Sunday, September 19, 2010

ONE IN FIVE COLORADO REALTORS HAVE LEFT THE BUSINESS SINCE 2007

The National Association of Realtors reported this week that its membership in Colorado has fallen more than 21% in the past three years, from 27,000 dues-paying Realtors in 2007 to fewer than 22,000 today.  In a related item, the Colorado Association of Realtors has announced that after 90 consecutive years of holding its annual convention at The Broadmoor Hotel in Colorado Springs, CAR is terminating its contract with The Broadmoor after this year.

These are hard times for Realtors, as they are for all of us.  This market is not an easy one, and I've heard more than one agent this year say "It's just not worth it anymore."  Reluctant buyers, underwater sellers, underwriters who are terrified of making a mistake, appraisers who appraise too conservatively... it all adds up and takes a toll. 

Putting deals together is hard.  Holding them together is even harder. 

When I was a broker in California (1994-2005), everyone felt like a winner.  Sellers were pocketing huge equity gains.  Buyers felt like they were acquiring an asset that would appreciate 8 to 10% per year.  Agents were making excellent money.  It was a party.

Today, the reality is 180 degrees different.  Buyers are afraid of making mistakes and often grind hard on sellers every step of the way.  Many sellers have lost money, or worse yet, owe more on their home than it is worth.  They don't want to negotiate and they don't want to fix things.  Agents are stuck in the middle, with the chasm between buyer expectations and seller perceptions farther apart than ever before. 

Then there's bank-owned inventory, which is usually priced attractively but often full of deferred maintenance.  Appraisers call out condition items that need to fixed.  Banks don't fix anything.  Buyers don't have money for repairs.  Agents are stuck in the middle, again, having to find solutions. 

There is not a drop of glamour in real estate these days.

Having said that, there is a clear silver lining for the committed among us.  The consolidation going on right now is clearing part-timers out of the business, and it's driving marginally qualified agents to the sidelines.  Never in my 16 years as a broker have I seen a market which called for more persistence, creativity, innovation and skill. 

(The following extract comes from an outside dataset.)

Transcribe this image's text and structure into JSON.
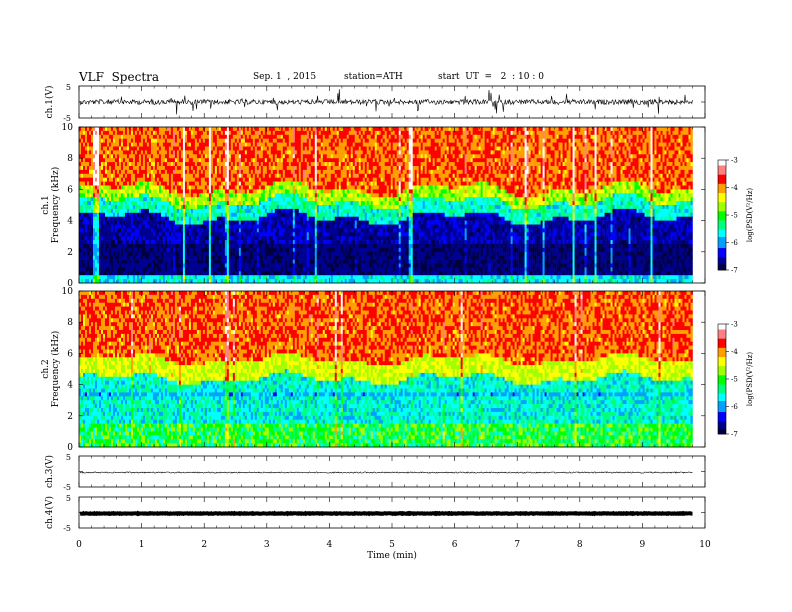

The GOOD agents, the ones who work 50-plus hours a week and look out for their clients, are going to ultimately benefit from this thinning of the herd.  Consumers are going to do better, as well.

Like you, we in the business are having to do more with less.  Those agents intent on making it to the other side are working harder, longer and with profit margins that are paper thin (if there's any profit at all).

As for me, I'm busy planning my next client appreciation party and working hard to close the deals in my pipeline today.  I'm making phone calls and holding open houses.  I'm communicating with my sellers and coaching and counseling my buyers.

Because experience has taught me that there is always business if you are excellent at what you do and that satisfied clients are like gold (because of the referrals they send), especially in tough times.

Again, I'm not complaining.  I'm just telling you how the market is affecting the brokerage community.  And I'm explaining why that agent who sold you your house three years ago may not be returning your call.